悪いコの味方!
うそでしょ泣くの?という表情を浮かべた彼女にティッシュを押し付けられる。
「真篠くんがいないと何もないって思っちゃってた」
「そんなことないでしょ。むしろあいつのせいで失くしてるって感じじゃん」
それこそそんなことはないんだけど、本当に恋愛ってどちらか片方に問題があるなんてことは何事にもないんだ。

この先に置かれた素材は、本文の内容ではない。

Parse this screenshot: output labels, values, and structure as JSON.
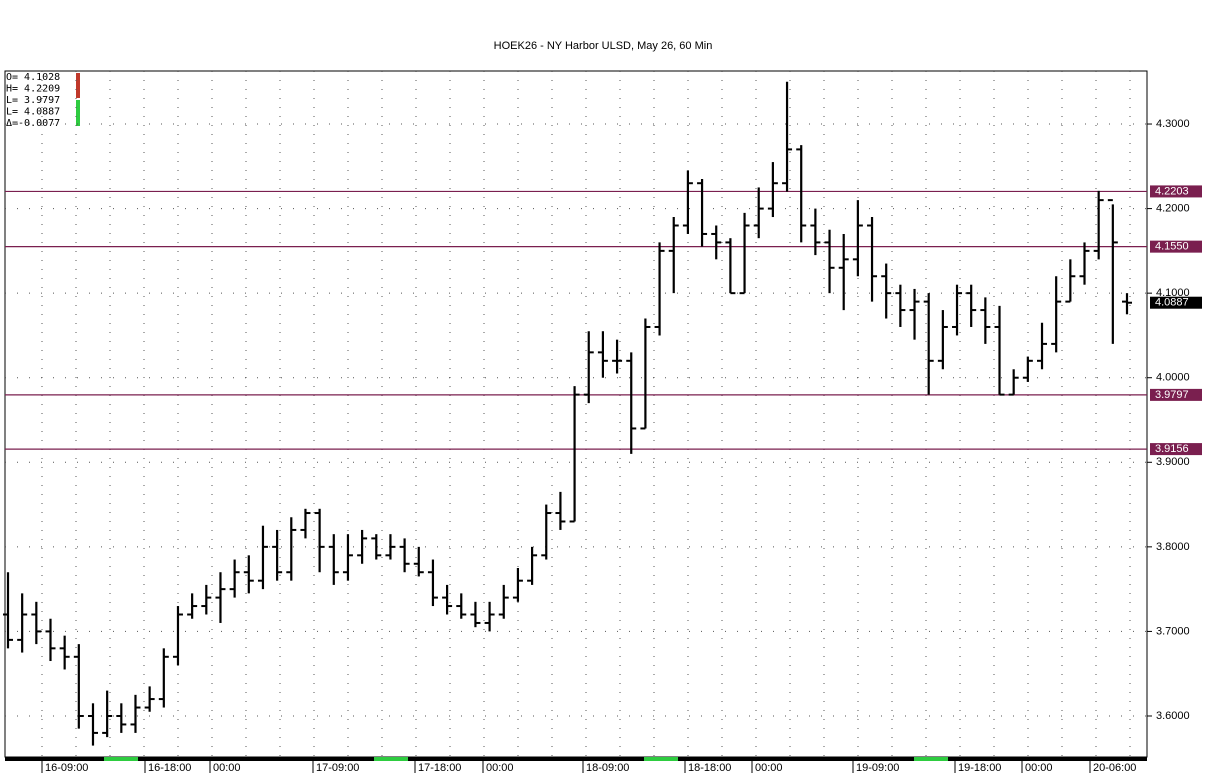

「彩夜架ちゃんはましのんがいたからあたしと仲良くしてくれたの?」
「えっ。そんなことないよ。スタイルいいなあメイク上手だなあ堂々と雑誌に載ってる姿はかっこいいなあ…って思って、仲良くしたくて、よくはおりんに話してた」
「そうでしょう。それと同じだよ。まあ前からじゃなくて、たとえばゆるちゃんみたくましのんがきっかけだったとしても、その後関係を築いてるのは彩夜架ちゃんじゃん。ましのんがいたって彩夜架ちゃんがクソみたいな性格だったら話してないし」
クソって。ちふちゃんはわたしが考えていたことに対してけっこう根にもってるみたい。
「みゆちゃんたちだって、彩夜架ちゃんの好きだったところ、忘れたわけじゃないんじゃないかなあ」
一緒に過ごした楽しかった毎日。
漫画の貸し借りやおしゃれのこと。恋の話を聞くたび憧れをつぶやくわたしに「彩夜架なら絶対いい人と出会えるよ」って励ましてくれたこと。
裏切ったことは、確かだ。
だけど、わたしは良い人を見つけたよ。そう伝えられたらって望みを、口にしたりしないから望むくらいはゆるしてほしい。
「ありがとう、ちふちゃん。元気でた」
見失いそうだった。
どうしてきみと一緒にいたいのか。
わからなかった答えが、なんとなくだけど…見つかった気がする。